Into The Abyss Film Review

German documentary film-maker Werner Herzog [Grizzly Man and his most recent documentary on cave art in France, The Cave Of Forgotten Dreams] takes on a macabre American Gothic-esque tale of death and life. It is equal parts Capote’s In Cold Blood and an expose on the no-less-grisly underside of capital punishment. A particularly timely movie in light of the recent Troy Davis execution in Georgia, Into The Abyss turns the lens on a triple homicide case in Conroe, Texas. Teenagers at the time of the crime, the movie centers on Michael Perry and Jason Burkett ten years later—Burkett is sentenced to life in prison and Michael Perry is facing execution.

While documentaries are inherently “biased” in that they present a position, Herzog’s approach is fresh and interesting. The focus is not on the issue of guilt or innocence—as such, it is not a who-done-it crime procedural. There is no confusion on Herzog’s personal opposition to the death penalty, but as an interviewer, he has an uncanny way of educing visceral, evocative, and unexpectedly eloquent responses from his subjects. For example, when he asks how “something feels,” rather than drawing bafflement, he elicits trenchant answers such as when he asks Jason Burkett’s wife to describe what his hand feels like over hers or how it felt for Jason’s father to be chained next to his son or when he asks the prison chaplain to “please describe an encounter with a squirrel.” His interviewing style, at worst is a bit unsettling, but for the most part, is surprisingly disarming. Into The Abyss makes copious use of police video of the crime scene, as well as footage of what the execution room looks like, grimly named “The Death House.” The interviews with the surrounding characters are what really offer some truly unique perspectives and pack an emotional punch. The segment with Jason Burkett’s father, who himself is serving a prison sentence, is especially poignant. His plea to the court at the sentencing to “please do not kill my son” is a stark and haiku-like encapsulation of just what capital punishment means at its most uncomplicated—taking away a human life.The segment with Fred Allen, a captain in the Death House unit, who after unstrapping his 125th prisoner from the gurney could not bring himself to do it one more time is especially powerful in its insider perspective on the “process.” His conviction that “no one has a right to take a human life,” is cogent in the context of seeing the damage his work did to him and his transformation from a man simply committed to “carrying out the law in a professional manner” to one who could not physically or emotionally continue to do it.
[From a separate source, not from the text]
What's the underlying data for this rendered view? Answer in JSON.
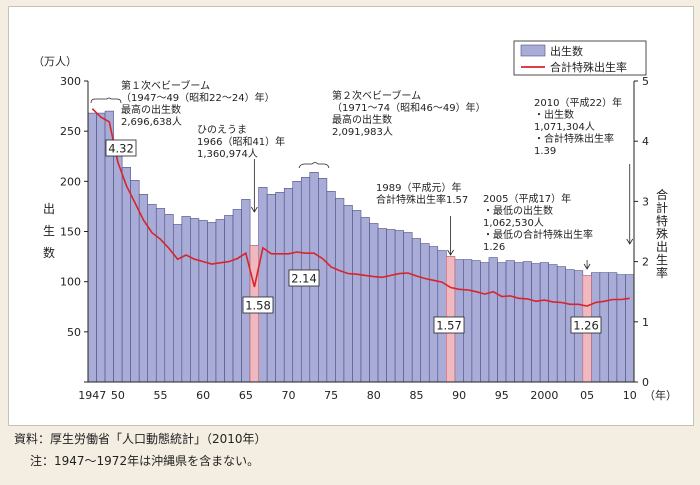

Into The Abyss also does an excellent job of portraying the milieu of violence that haunts the small Texas town, appropriately entitled the “dark side of Conroe.” As such, it also reminds the audience that capital punishment is meted out to people of different backgrounds. It’s a bleak reality—generations of families in prison, rampant violence, struggling working class, gated communities…Jason Burkett’s father, serving a sentence himself, blames himself, explaining how his son never had a chance. When he describes the moment when they were handcuffed together in the same prison bus, he heartbreakingly narrates that he felt like a “total failure as a father, being there with my baby son. Doesn’t get any lower than that.”
The film’s pacing seems reflective of the complexity of the thorny issue of crime and punishment, yet steers clear of dogmatic asides, opting to simply present things as they are. The daughter of the one of the victims describes that she was shocked to see that Michael Perry was “just a boy” and not the monster she had imagined him to be, yet she feels like a weight is lifted off her shoulders when he is executed—her words are a small example of just how slippery the idea of retribution and, even more so, justice is.

Into The Abyss does a tremendous job of humanizing such a broad, firebrand issue as the death penalty. It manages to steer clear of normative polemics or moralizing, instead opting for a subtle view into what it actually feels to take away a life.